Düşlerimi törpülüyorum içimdeki
izdihamı geçiştirmek adına ama adı olmayan adamlar teslim alıyor hayatımı ve
uyruğum sorgulanıyor, hayatın buğrasında ellerim karıncalanıyor.
Hiç olmadığım kadar küçüğüm belki de
bir şarkıyı mırıldanan Çingene kızdır küçük olduğumu haykıran derken görünmez
oluyor.
Hiçliğimle muhalif olduğum adaletsiz
dünya ama illa ki İlahi Adalet tecelli ediyor ve ben yeniden evrenin rahmine
düşeceğim günü bekliyorum.
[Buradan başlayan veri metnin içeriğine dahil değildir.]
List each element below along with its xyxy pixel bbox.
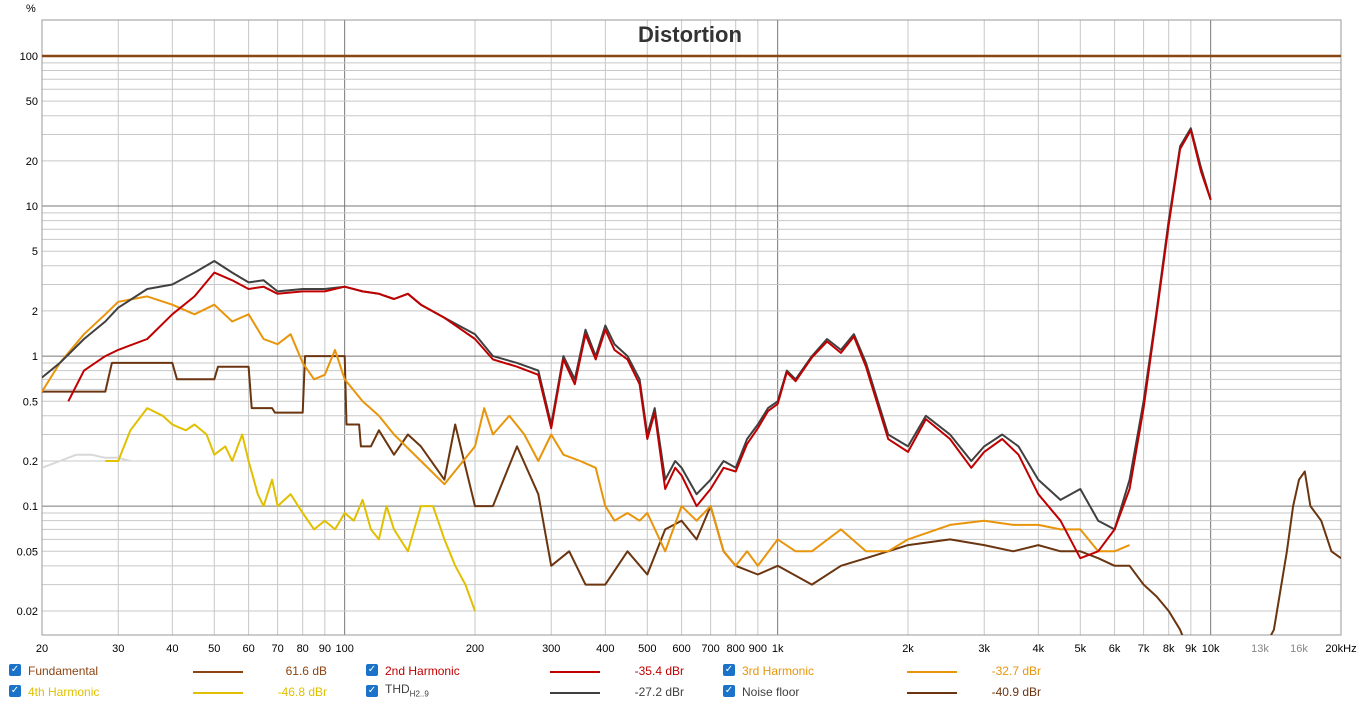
x-tick-label: 20 [36, 643, 48, 655]
series-line-background-trace [42, 453, 131, 469]
legend-value: -35.4 dBr [634, 664, 684, 678]
y-tick-label: 20 [26, 156, 38, 168]
x-tick-label: 70 [271, 643, 283, 655]
checkbox-icon[interactable]: ✓ [9, 664, 21, 676]
y-tick-label: 100 [20, 51, 38, 63]
y-tick-label: 0.02 [17, 606, 38, 618]
legend-label-text: THD [385, 682, 410, 696]
y-tick-label: 0.05 [17, 546, 38, 558]
y-axis-label: % [26, 3, 36, 15]
series-line-3rd-harmonic [42, 295, 1130, 567]
x-tick-label: 6k [1109, 643, 1121, 655]
legend-item-noise-floor[interactable]: ✓ Noise floor -40.9 dBr [714, 682, 1074, 700]
distortion-chart: 20 30 40 50 60 70 80 90 100 200 300 400 500 600 700 800… [17, 3, 1357, 655]
x-tick-label: 3k [978, 643, 990, 655]
y-axis-tick-labels: 100 50 20 10 5 2 1 0.5 0.2 0.1 0.05 0.02 [17, 51, 38, 618]
legend-value: 61.6 dB [285, 664, 327, 678]
legend-label: THDH2..9 [385, 682, 429, 698]
legend-item-4th-harmonic[interactable]: ✓ 4th Harmonic -46.8 dBr [0, 682, 360, 700]
checkbox-icon[interactable]: ✓ [366, 664, 378, 676]
legend-swatch [193, 692, 243, 694]
legend-item-fundamental[interactable]: ✓ Fundamental 61.6 dB [0, 660, 360, 678]
checkbox-icon[interactable]: ✓ [366, 685, 378, 697]
x-tick-label: 20kHz [1325, 643, 1356, 655]
checkbox-icon[interactable]: ✓ [723, 685, 735, 697]
x-tick-label: 2k [902, 643, 914, 655]
x-tick-label: 600 [672, 643, 690, 655]
x-tick-label: 800 [727, 643, 745, 655]
x-tick-label: 10k [1202, 643, 1220, 655]
series-line-2nd-harmonic [67, 129, 1212, 560]
chart-grid [41, 19, 1342, 636]
chart-title: Distortion [638, 22, 742, 47]
x-tick-label: 500 [638, 643, 656, 655]
legend-value: -40.9 dBr [991, 685, 1041, 699]
legend-value: -46.8 dBr [277, 685, 327, 699]
x-tick-label: 90 [319, 643, 331, 655]
chart-legend: ✓ Fundamental 61.6 dB ✓ 2nd Harmonic -35… [0, 660, 1361, 707]
y-tick-label: 1 [32, 351, 38, 363]
x-tick-label: 40 [166, 643, 178, 655]
series-line-4th-harmonic [105, 407, 476, 612]
legend-label: 4th Harmonic [28, 685, 100, 699]
x-tick-label: 30 [112, 643, 124, 655]
x-tick-label: 200 [466, 643, 484, 655]
x-tick-label: 9k [1185, 643, 1197, 655]
series-line-noise-floor [42, 355, 1341, 635]
y-tick-label: 0.2 [23, 456, 38, 468]
y-tick-label: 50 [26, 96, 38, 108]
y-tick-label: 5 [32, 246, 38, 258]
x-tick-label: 400 [596, 643, 614, 655]
legend-item-3rd-harmonic[interactable]: ✓ 3rd Harmonic -32.7 dBr [714, 660, 1074, 678]
x-tick-label: 5k [1074, 643, 1086, 655]
x-tick-label: 80 [297, 643, 309, 655]
legend-label-subscript: H2..9 [409, 689, 429, 699]
legend-value: -32.7 dBr [991, 664, 1041, 678]
x-tick-label: 4k [1033, 643, 1045, 655]
y-tick-label: 10 [26, 201, 38, 213]
y-tick-label: 2 [32, 306, 38, 318]
x-tick-label: 300 [542, 643, 560, 655]
legend-label: Noise floor [742, 685, 800, 699]
legend-value: -27.2 dBr [634, 685, 684, 699]
chart-series-lines [42, 54, 1341, 635]
x-tick-label: 13k [1251, 643, 1269, 655]
series-line-thd [42, 127, 1212, 531]
legend-swatch [907, 671, 957, 673]
legend-label: 2nd Harmonic [385, 664, 460, 678]
legend-swatch [907, 692, 957, 694]
checkbox-icon[interactable]: ✓ [9, 685, 21, 697]
legend-item-2nd-harmonic[interactable]: ✓ 2nd Harmonic -35.4 dBr [357, 660, 717, 678]
x-axis-tick-labels: 20 30 40 50 60 70 80 90 100 200 300 400 500 600 700 800… [36, 643, 1357, 655]
x-tick-label: 100 [335, 643, 353, 655]
x-tick-label: 16k [1290, 643, 1308, 655]
x-tick-label: 7k [1138, 643, 1150, 655]
x-tick-label: 50 [208, 643, 220, 655]
legend-label: 3rd Harmonic [742, 664, 815, 678]
legend-label: Fundamental [28, 664, 99, 678]
y-tick-label: 0.5 [23, 396, 38, 408]
legend-swatch [193, 671, 243, 673]
x-tick-label: 8k [1163, 643, 1175, 655]
plot-border [41, 19, 1342, 636]
x-tick-label: 700 [701, 643, 719, 655]
legend-swatch [550, 671, 600, 673]
x-tick-label: 1k [772, 643, 784, 655]
x-tick-label: 900 [749, 643, 767, 655]
x-tick-label: 60 [242, 643, 254, 655]
legend-swatch [550, 692, 600, 694]
legend-item-thd[interactable]: ✓ THDH2..9 -27.2 dBr [357, 682, 717, 700]
y-tick-label: 0.1 [23, 501, 38, 513]
checkbox-icon[interactable]: ✓ [723, 664, 735, 676]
Ha bu gün ha yarın bekliyorum ve beklemeye aldığım
iç sesimi gece oldu mu serbest bırakıyorum.
Mevsimin uğultusu midemin gurultusu
ve yüreğin homurtusu.
Hicap yüklü gece.
Hicap yüklü gece bekçisi belki de bir
kitaptan firar ediyor gecenin işçileri.
Harcıâlem insanlar ve hercai aşklar.
Suyu nereden geliyorsa bu değirmenin
ve çarklar anbean öğütüyor ruhumdaki karanlığı bazen bir kambur gibi acılar
bazen koyu gözlerinde yalnızlığın bazense ayağı aksayan bir kuş gibi içimin
repertuarında sürekli bir kaos.
İklimin ve hayallerin seferberliği.
Tenimdeki nem, yüreğimdeki şadırvan
ve ruhumdaki uçurtma.
Bazen bir dehliz bazen bir parkur ve
aşkın hicreti.
Manidar şarkılar söyleniyor ait
olmadığım dünyada.
Manen gücüm yerli yerinde ve çelimsiz
addedilen kimliğim oysaki ben bir ömür kafa tutmuşken kelli felli adamlara.
Kehanetler var sonlanmayan.
Şehir efsaneleri var beni şiirden
saymayan.
Refüze edildiğim heceler var bazen
kekelediğim bazense soyutlandığım alfabe ve içimi ihlal eden üç beş harf ve
heceler miskin bense miski amber kokan bir şiiri telaffuz ediyorum aslında aşka
ithaf edeceğim her duyguyu geri çekip hassasiyetimi saklamaya hatta
sonlandırmaya çalışıyorum.
Yaşımın insanın değilim ve yasımın da
zamanı değil ansızın gülüyorum ansızın ağlıyorum beni bağlayan bağlamayan hangi
duygu ise karekökünü alıyorum ve aralıksız b/ölünüyorum bazense yuvarlanıyorum
yokuş aşağı artık hangi virgül beni ispiyonladı ise matematiğin sır küplerine
ve katsayım sabitleniyor elbet hitabesi yüreğin aşkın da öğüttüğü her zerrem ve
sıfır olmaya doğru yol alıyorum az sonra yutan eleman vasfımla sonsuzluğu dahi
soluyup bir çiçek gibi de solabilirim.